俺たちの泰時、和田合戦の恩賞を辞退!北条泰時の真意に源実朝はじめ一同感激【鎌倉殿の13人】 (2/3ページ)
自分が戦ったのはあくまでも……俺たちの泰時かく語りき
「修理(しゅり。泰時)殿、いかがなされた」
恩賞の辞退を受け付け、大江広元(演:栗原英雄)は戸惑います。合戦で武功を立て、適切な恩賞に何の不満があるのでしょうか。
「いえ。此度は何も聞かず、返上させていただきたい」
「いえいえ。

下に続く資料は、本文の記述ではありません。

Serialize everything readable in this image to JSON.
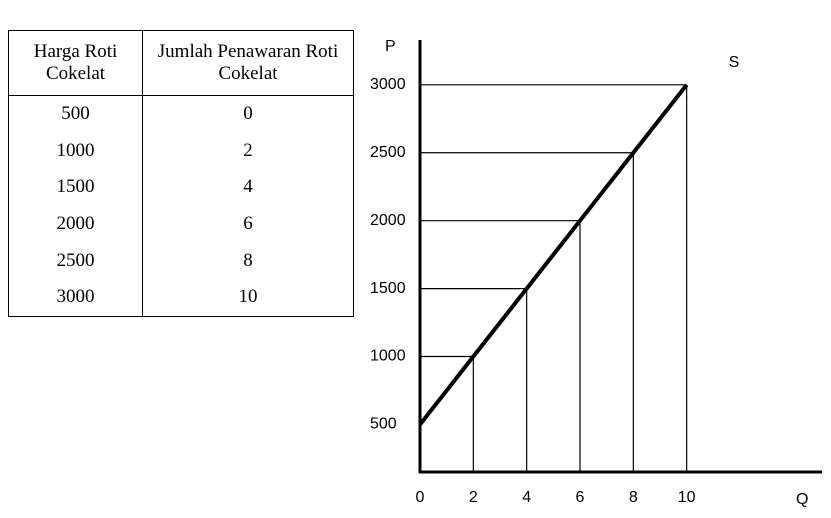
{
  "table": {
    "headers": [
      "Harga Roti Cokelat",
      "Jumlah Penawaran Roti Cokelat"
    ]
  },
  "chart_data": {
    "type": "line",
    "x": [
      0,
      2,
      4,
      6,
      8,
      10
    ],
    "values": [
      500,
      1000,
      1500,
      2000,
      2500,
      3000
    ],
    "series_label": "S",
    "xlabel": "Q",
    "ylabel": "P",
    "xlim": [
      0,
      15
    ],
    "ylim": [
      150,
      3330
    ],
    "xticks": [
      0,
      2,
      4,
      6,
      8,
      10
    ],
    "yticks": [
      500,
      1000,
      1500,
      2000,
      2500,
      3000
    ],
    "color": "#000000",
    "guides": true
  }
}
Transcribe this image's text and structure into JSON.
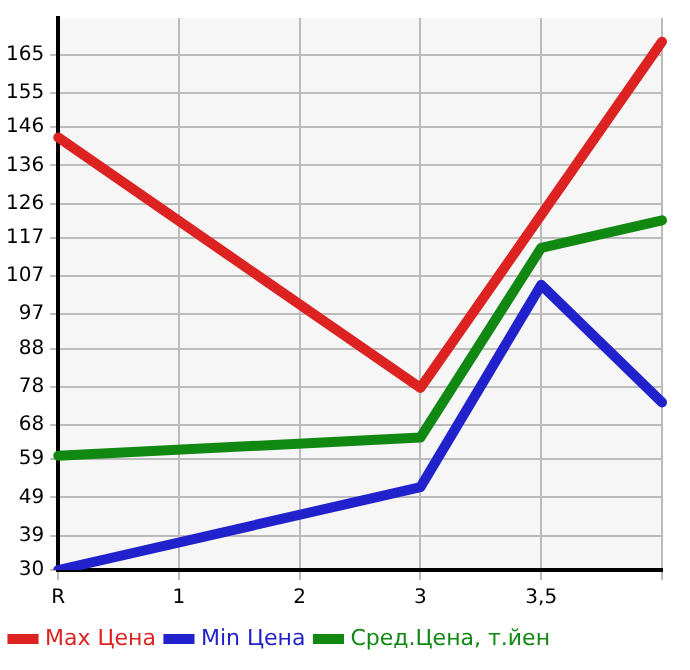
{
  "chart_data": {
    "type": "line",
    "categories": [
      "R",
      "1",
      "2",
      "3",
      "3,5",
      null
    ],
    "series": [
      {
        "name": "Max Цена",
        "color": "#dd2222",
        "values": [
          143.3,
          null,
          null,
          77.7,
          123,
          168.4
        ]
      },
      {
        "name": "Min Цена",
        "color": "#2222cc",
        "values": [
          30,
          null,
          null,
          51.7,
          104.7,
          73.9
        ]
      },
      {
        "name": "Сред.Цена, т.йен",
        "color": "#118811",
        "values": [
          59.9,
          null,
          null,
          64.7,
          114.4,
          121.6
        ]
      }
    ],
    "ylim": [
      30,
      174.6
    ],
    "yticks": [
      30,
      39,
      49,
      59,
      68,
      78,
      88,
      97,
      107,
      117,
      126,
      136,
      146,
      155,
      165
    ],
    "grid": true,
    "legend": "bottom",
    "marker": "none",
    "line_style": "solid"
  }
}
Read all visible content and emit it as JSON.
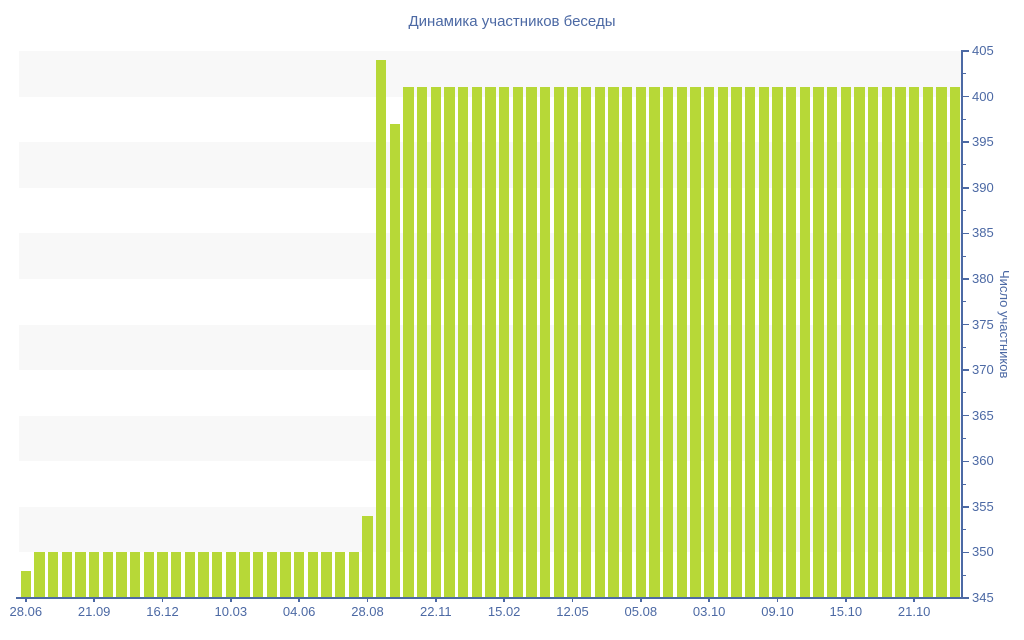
{
  "title": "Динамика участников беседы",
  "colors": {
    "bar": "#b7d837",
    "axis": "#4c69a4",
    "text": "#4c69a4",
    "band": "#f8f8f8",
    "background": "#ffffff"
  },
  "chart_data": {
    "type": "bar",
    "title": "Динамика участников беседы",
    "xlabel": "",
    "ylabel": "Число участников",
    "ylim": [
      345,
      405
    ],
    "y_major_ticks": [
      345,
      350,
      355,
      360,
      365,
      370,
      375,
      380,
      385,
      390,
      395,
      400,
      405
    ],
    "y_minor_tick_step": 2.5,
    "grid": "alternating-horizontal-bands",
    "legend": "none",
    "x_tick_step": 5,
    "x_tick_labels": [
      "28.06",
      "21.09",
      "16.12",
      "10.03",
      "04.06",
      "28.08",
      "22.11",
      "15.02",
      "12.05",
      "05.08",
      "03.10",
      "09.10",
      "15.10",
      "21.10"
    ],
    "values": [
      348,
      350,
      350,
      350,
      350,
      350,
      350,
      350,
      350,
      350,
      350,
      350,
      350,
      350,
      350,
      350,
      350,
      350,
      350,
      350,
      350,
      350,
      350,
      350,
      350,
      354,
      404,
      397,
      401,
      401,
      401,
      401,
      401,
      401,
      401,
      401,
      401,
      401,
      401,
      401,
      401,
      401,
      401,
      401,
      401,
      401,
      401,
      401,
      401,
      401,
      401,
      401,
      401,
      401,
      401,
      401,
      401,
      401,
      401,
      401,
      401,
      401,
      401,
      401,
      401,
      401,
      401,
      401,
      401
    ]
  }
}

そうは参りませぬ。鎌倉殿のご裁定に不服があるなら、はっきり申されませ」
「いえいえいえ……」
なんて押し問答が続き、あまりのことに源実朝(演:柿澤勇人)が尋ねました。
「恩賞に不満がないなら、なぜ返上しようなどと申すのだ。どうか教えて欲しい」
「鎌倉殿たっての仰せとあらば……」
仕方なく泰時が話すところによると、
「此度の戦さ、和田殿は鎌倉殿に弓引いた訳ではなく、敵はあくまで父上(北条義時)でした。それがしはあくまで父を守るために戦っただけですが、他の御家人は(父でもない≒本来守ってやる義理もない義時を守るため)数多く討死しました。だから、それがしの返上した恩賞は討死した者の遺族にあてて下さい」
なるほど、それはもっともだ……感心した実朝ですが、そんな泰時だからこそ何もなしとは忍びないもの。
「そなたの思いはよく解った。遺族には手厚い補償を約束しよう。だが、そなたに与えた分についてはどうか我が厚意として受け取って欲しい。